A porta-voz do executivo ruandês, Yolande Makolo, afirmou que, se o trabalho das Forças de Defesa do Ruanda não for devidamente valorizado, o comando militar poderá recomendar ao Governo o término do acordo bilateral de combate ao terrorismo e a consequente retirada das tropas.

Por sua vez, o porta-voz do Governo moçambicano, Inocêncio Impissa, declarou que o possível fim do financiamento europeu gerou “preocupação” e “choque” no Executivo, acrescentando que estão a ser analisadas alternativas antes do término do apoio internacional.

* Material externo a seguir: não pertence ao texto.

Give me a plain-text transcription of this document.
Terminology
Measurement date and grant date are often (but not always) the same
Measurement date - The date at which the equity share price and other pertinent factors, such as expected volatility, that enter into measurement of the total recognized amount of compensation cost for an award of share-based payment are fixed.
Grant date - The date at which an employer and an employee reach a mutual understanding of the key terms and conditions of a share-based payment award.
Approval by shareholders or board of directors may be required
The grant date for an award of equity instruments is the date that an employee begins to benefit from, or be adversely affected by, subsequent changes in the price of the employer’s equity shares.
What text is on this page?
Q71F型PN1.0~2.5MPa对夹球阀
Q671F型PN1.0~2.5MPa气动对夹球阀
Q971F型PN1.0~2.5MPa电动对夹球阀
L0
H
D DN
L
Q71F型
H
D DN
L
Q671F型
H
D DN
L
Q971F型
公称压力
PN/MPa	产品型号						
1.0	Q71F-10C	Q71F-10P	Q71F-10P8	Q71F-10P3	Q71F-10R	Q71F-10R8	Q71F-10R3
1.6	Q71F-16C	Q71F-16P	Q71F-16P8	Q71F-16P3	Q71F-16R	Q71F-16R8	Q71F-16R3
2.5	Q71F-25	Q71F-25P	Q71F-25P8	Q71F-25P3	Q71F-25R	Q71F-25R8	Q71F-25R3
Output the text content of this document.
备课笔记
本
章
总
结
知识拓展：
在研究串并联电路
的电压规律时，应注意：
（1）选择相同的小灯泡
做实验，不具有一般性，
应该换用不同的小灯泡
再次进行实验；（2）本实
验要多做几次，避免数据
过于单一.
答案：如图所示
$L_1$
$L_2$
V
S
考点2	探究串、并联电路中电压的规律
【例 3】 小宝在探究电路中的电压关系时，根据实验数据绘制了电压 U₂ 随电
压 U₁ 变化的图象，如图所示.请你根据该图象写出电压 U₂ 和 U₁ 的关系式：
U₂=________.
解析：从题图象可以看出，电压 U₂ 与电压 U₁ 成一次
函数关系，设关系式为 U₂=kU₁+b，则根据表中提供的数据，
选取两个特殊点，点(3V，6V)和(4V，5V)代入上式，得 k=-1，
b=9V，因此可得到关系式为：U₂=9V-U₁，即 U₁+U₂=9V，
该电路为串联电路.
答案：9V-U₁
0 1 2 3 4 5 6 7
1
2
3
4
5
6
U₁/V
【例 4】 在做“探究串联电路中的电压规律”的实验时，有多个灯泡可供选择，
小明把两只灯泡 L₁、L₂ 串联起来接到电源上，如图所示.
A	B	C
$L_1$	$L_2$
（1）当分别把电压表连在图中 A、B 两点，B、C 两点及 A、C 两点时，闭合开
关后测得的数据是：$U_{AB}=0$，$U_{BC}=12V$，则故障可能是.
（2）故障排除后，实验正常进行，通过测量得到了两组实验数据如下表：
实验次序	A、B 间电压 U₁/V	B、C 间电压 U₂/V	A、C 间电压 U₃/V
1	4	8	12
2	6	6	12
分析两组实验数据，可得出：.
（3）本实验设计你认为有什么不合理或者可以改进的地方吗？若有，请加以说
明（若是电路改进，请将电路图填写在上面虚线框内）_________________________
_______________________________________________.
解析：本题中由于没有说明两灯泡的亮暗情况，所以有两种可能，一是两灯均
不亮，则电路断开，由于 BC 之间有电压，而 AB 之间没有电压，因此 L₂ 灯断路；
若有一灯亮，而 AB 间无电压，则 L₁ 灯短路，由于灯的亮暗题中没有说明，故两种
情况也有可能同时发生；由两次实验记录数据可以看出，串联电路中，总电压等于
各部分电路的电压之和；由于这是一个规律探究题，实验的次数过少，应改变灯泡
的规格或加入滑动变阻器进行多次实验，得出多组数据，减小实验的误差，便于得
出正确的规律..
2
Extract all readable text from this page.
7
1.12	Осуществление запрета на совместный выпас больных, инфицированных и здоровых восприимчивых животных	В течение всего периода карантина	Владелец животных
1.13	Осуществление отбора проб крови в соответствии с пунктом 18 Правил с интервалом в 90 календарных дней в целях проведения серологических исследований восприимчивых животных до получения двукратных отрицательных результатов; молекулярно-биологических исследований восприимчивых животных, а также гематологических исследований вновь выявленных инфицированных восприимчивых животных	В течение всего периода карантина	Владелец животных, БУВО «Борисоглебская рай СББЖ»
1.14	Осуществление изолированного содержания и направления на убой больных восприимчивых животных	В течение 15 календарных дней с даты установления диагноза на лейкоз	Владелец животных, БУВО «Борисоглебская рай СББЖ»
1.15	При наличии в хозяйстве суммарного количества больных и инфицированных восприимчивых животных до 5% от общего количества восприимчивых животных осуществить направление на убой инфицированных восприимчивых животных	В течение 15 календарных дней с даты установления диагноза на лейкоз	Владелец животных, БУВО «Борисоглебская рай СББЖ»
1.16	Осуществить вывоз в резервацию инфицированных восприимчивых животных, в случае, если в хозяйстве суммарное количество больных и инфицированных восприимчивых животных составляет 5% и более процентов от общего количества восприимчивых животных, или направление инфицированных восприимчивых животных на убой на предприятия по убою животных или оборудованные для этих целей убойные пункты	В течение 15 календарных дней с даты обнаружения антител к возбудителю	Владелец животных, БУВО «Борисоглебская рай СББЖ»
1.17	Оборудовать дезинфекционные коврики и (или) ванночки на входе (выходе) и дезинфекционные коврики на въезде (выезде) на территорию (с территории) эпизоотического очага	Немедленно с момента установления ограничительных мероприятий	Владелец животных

Actualmente, a União Europeia financia parte da presença militar ruandesa através do Fundo Europeu para a Paz, com um apoio estimado em cerca de 20 milhões de euros para um programa com duração de 36 meses, que termina em maio de 2026.

Segundo as autoridades de Kigali, capital do Ruanda, o custo real da operação militar é significativamente superior ao montante financiado.

As tropas ruandesas foram enviadas para Cabo Delgado a pedido do Governo de Moçambique, com o objectivo de apoiar o combate ao terrorismo e contribuir para a estabilização da região, afectada por ataques armados desde 2017.

Até ao momento, não há indicação oficial de que o apoio financeiro europeu será prolongado.